Встреча состоялась в конце ноября 1947 года. Владимир Дмитриевич в моем сопровождении приехал (на автомобиле) к Николаю Павловичу. Встреча незаурядная. Они ровесники, оба отпрыски старинных дворянских фамилий, оба ученые, и какое различие в выборе жизненного пути, практике дел, характере мировоззрения, идейно-ценностных ориентаций. Их собеседование целиком было посвящено литературе, дореволюционной и послереволюционной. Я притаился в углу комнаты и в разговор не вмешивался. Слушал внимательно, иногда напряженно, тогда именно, когда разговор, как мне казалось, вступал в критическую фазу. Но культура общения у собеседников была прирожденной, и когда собеседование перерастало в спор, эмоционально окрашенный, взаимоуважительности он не нарушал. Беседа продолжалась около двух часов. Суть ее я бы определил в вопросе Николая Павловича: «Почему вся современная литература называется советской литературой? Ведь вся прошлая литература называлась русской, а не царской литературой?! Царская власть – понятие государственности, советская власть – понятие государственности, хотя бы иной. В литературе дореволюционной имелись произведения, заслуживавшие названия царской литературы, хотя такого словоупотребления не существовало. Я говорю о литературе придворной, верой и правдой служившей двору. Она не породила ничего подлинно творческого, талантливого, о ней лишь сказать одно: и память о ней погибнет с шумом. А пожалуй и без шума. Соединение литературы с государством не менее порочно, чем соединение церкви с государством, и не менее пагубно». Такова была отправная точка беседы, она же и ее конечная точка при всех поворотах, изгибах, отклонениях. Владимир Дмитриевич возражал, считал неправомерным отождествить отношение между государством и обществом в дореволюционное время с таким отношением их в советское время. Называл литературные произведения, авторы которых смело критиковали недостатки и ошибки советской государственной политики, осуждали тех коммунистов, кто питается «подножным кормом». Но о судьбе многих из этих авторов умолчал, о чем ему напомнил Николай Павлович. И в наше время – убеждал Владимир Дмитриевич, – наипервейшая для писателей заповедь: «не хлебом единым жив будет человек». Как бы не так, сочинил человек «хлеб» и жив, и сыт, и пьян, и нос в табаке, но это пронеслось в моей голове. А ответил ли что-либо на это или нет Николай Павлович, не помню. Расстались они по-хорошему.
Когда мы вышли на улицу, Владимир Дмитриевич отпустил автомобиль, и мы пошли пешком по Большой Полянке, Каменному мосту и дальше к Большому Кисловскому переулку, где жил Владимир Дмитриевич. Всю дорогу он был мало разговорчив, иногда, как бы про себя, произносил: «Ну да, во многом он прав». Придя домой, отказался от обеда, хотя время было обеденное, прошел в спальню и лег отдыхать.

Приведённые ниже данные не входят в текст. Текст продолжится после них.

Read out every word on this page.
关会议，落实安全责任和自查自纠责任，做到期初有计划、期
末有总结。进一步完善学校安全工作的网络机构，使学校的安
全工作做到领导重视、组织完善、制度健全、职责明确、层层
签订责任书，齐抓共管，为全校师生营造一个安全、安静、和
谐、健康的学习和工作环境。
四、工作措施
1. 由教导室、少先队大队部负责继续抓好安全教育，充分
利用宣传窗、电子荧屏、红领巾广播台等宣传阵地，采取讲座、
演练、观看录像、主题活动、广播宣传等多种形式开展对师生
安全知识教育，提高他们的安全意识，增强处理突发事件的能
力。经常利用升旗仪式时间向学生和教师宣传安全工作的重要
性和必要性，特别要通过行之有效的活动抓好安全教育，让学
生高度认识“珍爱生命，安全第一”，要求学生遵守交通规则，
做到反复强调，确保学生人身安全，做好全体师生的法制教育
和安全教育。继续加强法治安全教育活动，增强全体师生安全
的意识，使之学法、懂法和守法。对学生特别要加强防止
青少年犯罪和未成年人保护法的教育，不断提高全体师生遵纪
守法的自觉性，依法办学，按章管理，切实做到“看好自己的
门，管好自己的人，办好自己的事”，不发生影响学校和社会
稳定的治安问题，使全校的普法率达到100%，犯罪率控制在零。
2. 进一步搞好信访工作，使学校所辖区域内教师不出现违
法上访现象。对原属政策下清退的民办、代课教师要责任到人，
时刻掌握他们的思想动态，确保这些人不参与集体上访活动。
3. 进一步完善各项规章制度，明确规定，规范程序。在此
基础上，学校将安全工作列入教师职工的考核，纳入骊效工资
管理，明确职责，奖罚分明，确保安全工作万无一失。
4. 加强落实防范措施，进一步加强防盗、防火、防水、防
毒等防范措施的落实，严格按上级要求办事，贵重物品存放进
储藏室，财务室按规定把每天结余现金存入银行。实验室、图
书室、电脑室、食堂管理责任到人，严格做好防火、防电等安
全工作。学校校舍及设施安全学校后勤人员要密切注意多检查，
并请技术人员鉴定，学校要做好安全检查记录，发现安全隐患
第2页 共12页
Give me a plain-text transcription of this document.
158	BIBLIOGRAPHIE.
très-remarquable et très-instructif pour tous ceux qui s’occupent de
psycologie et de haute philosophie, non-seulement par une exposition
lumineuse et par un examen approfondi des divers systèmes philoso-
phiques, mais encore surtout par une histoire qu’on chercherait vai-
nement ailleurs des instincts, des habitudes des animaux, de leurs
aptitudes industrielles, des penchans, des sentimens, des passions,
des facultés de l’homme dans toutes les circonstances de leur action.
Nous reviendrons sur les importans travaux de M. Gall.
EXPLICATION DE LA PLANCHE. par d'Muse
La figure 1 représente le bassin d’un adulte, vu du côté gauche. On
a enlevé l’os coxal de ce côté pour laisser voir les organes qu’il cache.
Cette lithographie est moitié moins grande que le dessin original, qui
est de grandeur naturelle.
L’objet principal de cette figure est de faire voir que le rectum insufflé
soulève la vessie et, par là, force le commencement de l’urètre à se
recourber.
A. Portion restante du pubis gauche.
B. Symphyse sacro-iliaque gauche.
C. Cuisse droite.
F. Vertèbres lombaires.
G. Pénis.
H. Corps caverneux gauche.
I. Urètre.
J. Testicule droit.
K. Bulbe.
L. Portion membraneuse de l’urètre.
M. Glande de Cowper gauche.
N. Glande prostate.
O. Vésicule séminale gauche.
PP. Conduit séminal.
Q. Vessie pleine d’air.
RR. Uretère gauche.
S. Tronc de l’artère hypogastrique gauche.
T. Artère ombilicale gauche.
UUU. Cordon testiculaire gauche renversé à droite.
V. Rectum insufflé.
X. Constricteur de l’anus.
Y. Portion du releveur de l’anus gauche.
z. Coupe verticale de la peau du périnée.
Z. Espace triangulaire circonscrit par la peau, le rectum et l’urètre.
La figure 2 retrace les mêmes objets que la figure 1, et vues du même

Проводив Владимира Дмитриевича, я поехал в музей. В служебном кабинете, единственном месте, где я бывал предоставлен себе самому, описал встречу. Тушью. На шести страницах. Память была свежей, цепкой, и запись получилась почти стенографическая.
Я положил ее в сейф. Встреча представлялась мне знаменательной, символической, исторической. Но не только этим объясняется, что свои впечатления я предал бумаге. Уроком, преподанным Владимиром Дмитриевичем, далеко не на последнем месте – его собирательским рвением и опытом, его деятельностью мемуариста, было отношение к текущей действительности как требующей увековечения в большом и малом: «остановись, мгновенье, ты прекрасно». Прекрасно не по этической или эстетической самодостаточности «мгновенье», а по его бытийственности, принадлежности к жизненному процессу, постигаемому в его многоликости. Что в текущей действительности является «большим», а что «малым», Владимир Дмитриевич считал подлежащим суду потомков. Действительность как реальность в понимании Владимира Дмитриевича требовала учета «связи времен», представленности в настоящем прошлого как заряженного положительной или отрицательной силой. Он дорожил каждой крупицей исторического опыта, далекого или близкого, как добытого трудом, знанием, энергией человека. Процессы, происходившие в природе и в обществе, он считал подвластными закону сохранения энергии. Годами держал в уме то или иное заинтересовавшее его явление культуры, добивался, чтобы время не стерло его следы навсегда.